Building MediaTek’s AI future with an on-premises AI factory powered by NVIDIA

    Building MediaTek’s AI future with an on-premises AI factory powered by NVIDIA

    As a global leader powering nearly two billion devices each year, MediaTek is accelerating its evolution into a full-stack AI innovator. With AI now transforming everything in our lives, from mobile/home/automotive experiences to enterprise workflows, we are investing strategically to continually advance the AI capabilities of our chipsets, foster a vibrant developer ecosystem, and deliver turnkey, localized AI solutions that drive long-term demand.

    To support these initiatives, we established a secure, high-performance on-premises AI factory built on NVIDIA DGX SuperPOD™. This environment centralizes our most demanding training and inference workloads, unlocks major productivity gains, and provides a scalable foundation for next-generation AI development.

     

    Scaling AI ambitions with a unified high-performance platform

    As we’ve grown our LLM efforts, such as the Breeze series, including the huge 480B parameter traditional-Chinese model, the compute demands quickly outpaced conventional infrastructure. We routinely process billions of tokens monthly and run tens of thousands of training iterations, all while protecting sensitive data and enabling rapid experimentation.

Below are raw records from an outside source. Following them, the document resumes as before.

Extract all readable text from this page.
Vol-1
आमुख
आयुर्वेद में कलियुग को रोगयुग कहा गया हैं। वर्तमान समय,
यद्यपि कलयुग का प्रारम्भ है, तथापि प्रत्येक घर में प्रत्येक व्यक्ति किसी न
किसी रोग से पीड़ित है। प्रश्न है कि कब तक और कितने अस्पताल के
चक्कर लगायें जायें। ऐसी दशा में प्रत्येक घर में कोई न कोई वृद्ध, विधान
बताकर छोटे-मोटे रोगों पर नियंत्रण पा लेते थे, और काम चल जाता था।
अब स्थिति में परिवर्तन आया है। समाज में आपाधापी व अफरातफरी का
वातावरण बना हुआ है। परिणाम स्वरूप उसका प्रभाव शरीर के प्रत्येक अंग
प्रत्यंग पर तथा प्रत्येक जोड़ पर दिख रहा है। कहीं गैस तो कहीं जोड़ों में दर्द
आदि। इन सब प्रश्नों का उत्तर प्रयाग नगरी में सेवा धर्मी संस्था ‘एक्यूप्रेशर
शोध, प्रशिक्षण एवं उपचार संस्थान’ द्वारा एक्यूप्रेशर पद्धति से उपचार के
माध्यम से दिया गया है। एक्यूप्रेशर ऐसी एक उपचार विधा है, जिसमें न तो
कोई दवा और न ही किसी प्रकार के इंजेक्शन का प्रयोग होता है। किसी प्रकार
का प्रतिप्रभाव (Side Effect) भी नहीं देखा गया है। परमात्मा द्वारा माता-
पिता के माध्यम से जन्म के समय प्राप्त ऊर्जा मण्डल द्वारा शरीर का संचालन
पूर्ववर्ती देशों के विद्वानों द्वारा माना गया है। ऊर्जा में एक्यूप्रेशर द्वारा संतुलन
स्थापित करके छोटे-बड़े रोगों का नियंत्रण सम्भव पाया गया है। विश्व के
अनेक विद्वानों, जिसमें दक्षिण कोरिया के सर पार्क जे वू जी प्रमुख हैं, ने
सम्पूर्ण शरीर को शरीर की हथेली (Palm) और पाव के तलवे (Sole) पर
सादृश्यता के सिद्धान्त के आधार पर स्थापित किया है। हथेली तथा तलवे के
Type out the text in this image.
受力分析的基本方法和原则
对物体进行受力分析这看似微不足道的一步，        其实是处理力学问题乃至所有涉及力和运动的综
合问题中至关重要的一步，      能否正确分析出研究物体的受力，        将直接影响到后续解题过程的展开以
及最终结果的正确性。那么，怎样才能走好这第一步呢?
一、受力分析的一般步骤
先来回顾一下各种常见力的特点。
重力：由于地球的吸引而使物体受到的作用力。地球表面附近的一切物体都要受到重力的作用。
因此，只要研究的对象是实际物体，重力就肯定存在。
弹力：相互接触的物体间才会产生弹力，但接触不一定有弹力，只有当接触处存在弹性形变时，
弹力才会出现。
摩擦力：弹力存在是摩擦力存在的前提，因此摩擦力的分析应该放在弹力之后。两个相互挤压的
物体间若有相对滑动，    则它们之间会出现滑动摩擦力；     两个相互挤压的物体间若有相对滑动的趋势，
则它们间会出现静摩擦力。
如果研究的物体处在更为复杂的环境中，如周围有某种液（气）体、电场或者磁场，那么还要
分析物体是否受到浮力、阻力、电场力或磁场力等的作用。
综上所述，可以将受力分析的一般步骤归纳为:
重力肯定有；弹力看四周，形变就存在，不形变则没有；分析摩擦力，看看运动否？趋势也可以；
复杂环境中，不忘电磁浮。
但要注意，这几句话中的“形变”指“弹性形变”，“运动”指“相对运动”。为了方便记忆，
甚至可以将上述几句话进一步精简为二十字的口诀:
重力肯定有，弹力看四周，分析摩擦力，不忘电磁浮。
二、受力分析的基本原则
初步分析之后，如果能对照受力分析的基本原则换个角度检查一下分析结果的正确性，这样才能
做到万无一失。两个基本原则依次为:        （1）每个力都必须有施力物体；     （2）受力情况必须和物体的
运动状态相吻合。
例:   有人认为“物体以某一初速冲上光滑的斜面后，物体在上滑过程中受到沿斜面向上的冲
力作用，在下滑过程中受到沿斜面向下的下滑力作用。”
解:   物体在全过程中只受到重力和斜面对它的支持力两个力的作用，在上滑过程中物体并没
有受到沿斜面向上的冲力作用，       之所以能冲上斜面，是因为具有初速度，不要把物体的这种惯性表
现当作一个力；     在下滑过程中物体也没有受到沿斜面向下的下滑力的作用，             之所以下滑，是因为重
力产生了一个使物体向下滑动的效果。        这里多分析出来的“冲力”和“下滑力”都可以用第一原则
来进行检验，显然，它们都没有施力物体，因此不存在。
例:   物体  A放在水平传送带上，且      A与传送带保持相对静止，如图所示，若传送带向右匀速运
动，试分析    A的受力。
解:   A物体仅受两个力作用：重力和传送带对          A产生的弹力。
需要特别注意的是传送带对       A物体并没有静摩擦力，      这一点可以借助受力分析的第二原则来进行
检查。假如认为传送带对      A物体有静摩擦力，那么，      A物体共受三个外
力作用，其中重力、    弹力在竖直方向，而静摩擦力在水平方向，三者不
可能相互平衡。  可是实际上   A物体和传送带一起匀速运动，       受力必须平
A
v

    NVIDIA DGX SuperPOD provided the ideal solution to meet our business needs; its scalable architecture, powered by NVIDIA Blackwell-based systems, allows us to train and deploy billion-parameter models with unprecedented speed and efficiency.

    “Our AI factory, powered by DGX SuperPOD, processes approximately 60 billion tokens per month for inference and completes thousands of model-training iterations every month,”

    David Ku, Co-COO and CFO at MediaTek

    Model inference at this scale often requires distributing massive models across multiple GPUs. The DGX SuperPOD’s tightly coupled systems make this possible, delivering ultra-fast communication, synchronized GPU memory access, and industry-leading throughput.

    "The DGX SuperPOD is indispensable for our inference workloads. It allows us to deploy and run massive models that wouldn't fit on a single GPU or even a single server, ensuring we achieve the best performance and accuracy for our most demanding AI applications," 

    David Ku, Co-COO and CFO at MediaTek

    Accelerating R&D with enterprise-grade AI software

    Beyond hardware acceleration, NVIDIA’s software ecosystem has also played a key role in maximizing the value of our AI factory. For example, using TensorRT-LLM and NIM microservices on DGX, our teams have achieved:

    • 40% faster inference speeds
    • 60% higher token throughput
    • Smaller, distilled models optimized for on-device and edge deployment

    These improvements translate directly into AI-assisted coding, automated design analysis, and documentation agents built on domain-adapted LLMs, which now help our engineers complete workflows in days instead of weeks.

    “With DGX SuperPOD, we’ve gone from training 7-billion-parameter models in a week to training models exceeding 480 billion parameters in the same timeframe—a dramatic leap that has accelerated our AI capabilities,” 

    David Ku, Co-COO and CFO at MediaTek

    Integrated into NVIDIA DGX Spark™, which uses the NVIDIA GB10 Grace Blackwell superchip co-designed by MediaTek, NVIDIA Riva has accelerated our work in SLMs and speech, enabling high-quality ASR and TTS pipelines for voice-enabled features like search, scheduling, and messaging, helping us bring more natural interactions to future MediaTek-powered devices.